Souvent, le politique a la tentation de se défausser de ses responsabilités sur les experts. L’illustration absurde de cette dérive est l’affirmation par l’État que le maintien du premier tour des élections municipales en mars était la conséquence d’un avis du conseil scientifique. C’était une décision politique sous la pression des circonstances. À l’inverse, lorsque le président du conseil scientifique a annoncé que 18 millions de personnes fragiles ne seraient pas déconfinées le 11 mai, il empiétait sur une décision de l’État. Oui, en tout cas, l’exécutif a été correctement éclairé sur le plan scientifique durant cette période, le conseil scientifique est un comité d’experts reconnus de grande valeur. (...)

Les annonces récentes de vaccins contre le Covid-19 vont-elles vraiment permettre de sortir de cette crise et si oui, à quel horizon ?

Axel Kahn L’expérience de la pandémie depuis neuf mois a permis de faire deux observations : d’abord, nulle part ne s’est établie une immunité collective suffisante. Ensuite, le Covid est un peu le sparadrap du capitaine Haddock, on ne s’en débarrasse pas vraiment. Seul le confinement absolu et prolongé tel qu’un pays dictatorial comme la Chine peut imposer y parvient, mais les retours menacent en permanence. Seule la vaccination permettra d’obtenir, pour un temps, une immunité collective freinant vraiment la circulation virale sans distanciation physique trop stricte. Cela pourrait commencer d’être le cas vers la fin de l’année 2021 si les vaccinations débutent au premier trimestre. (...)

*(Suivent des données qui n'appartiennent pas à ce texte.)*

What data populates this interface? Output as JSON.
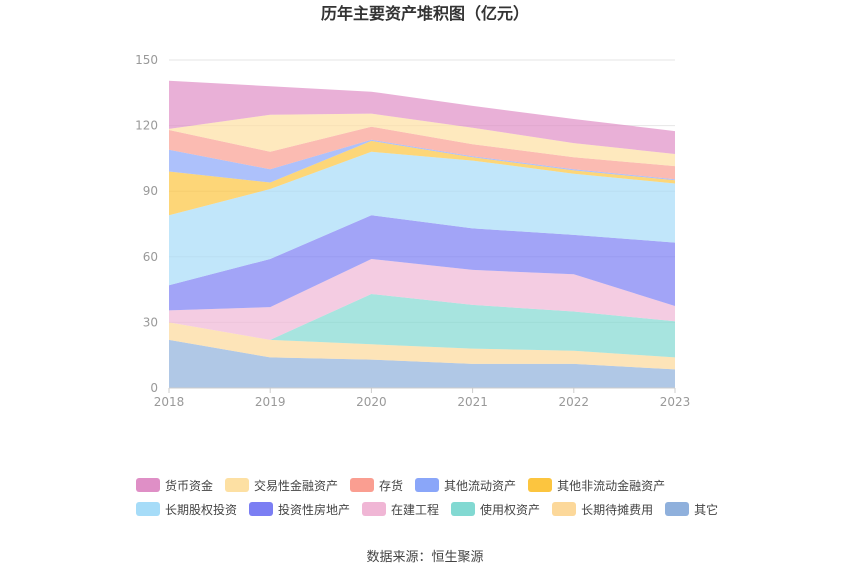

La réticence au progrès est devenue forte en France, je l’ai analysé ailleurs. Notre pays est celui au monde le plus rétif aux vaccinations et autres mesures sanitaires. C’est ainsi, on ne changera pas cela d’un coup de baguette magique. L’explication et la persuasion sont les seules armes disponibles. Cela dit, une couverture vaccinale de 60 % devrait être atteinte, elle ferait la différence. (...)

Pour éviter le yoyo confinement, allègement, reconfinement, re-allègement, etc., la solution est triple : maintenir un haut niveau de distanciation physique et de gestes barrières. Tester-tracer-isoler-protéger. L’isolement ne doit pas être un enfermement administratif « en cellule », il doit être accompagné, dédommagé MAIS EFFECTIF, au moins sept jours, jusqu’à négativation des tests antigéniques. Et enfin vacciner.
(...)

Aucune mesure au monde n’est susceptible d’éviter le retour de pandémies, notamment virales, le cas échéant sévères. Il y en a toujours eu depuis l’établissement de l’humanité, quatre au XX e siècle : grippe espagnole, 20 à 40 millions de morts (1917-1920) ; grippe asiatique, 2 millions de morts (1957) ; grippe de Hong Kong, 1,5 million de morts (1968-1970) ; sida, depuis 1980, 40 millions de morts.La pandémie de Covid-19 n’est que la première du XXI e siècle, ce ne sera pas la dernière.

La question est de disposer des services de santé publique et des dispositifs de soins susceptibles d’être rapidement mobilisés pour y faire face dans les moins mauvaises conditions.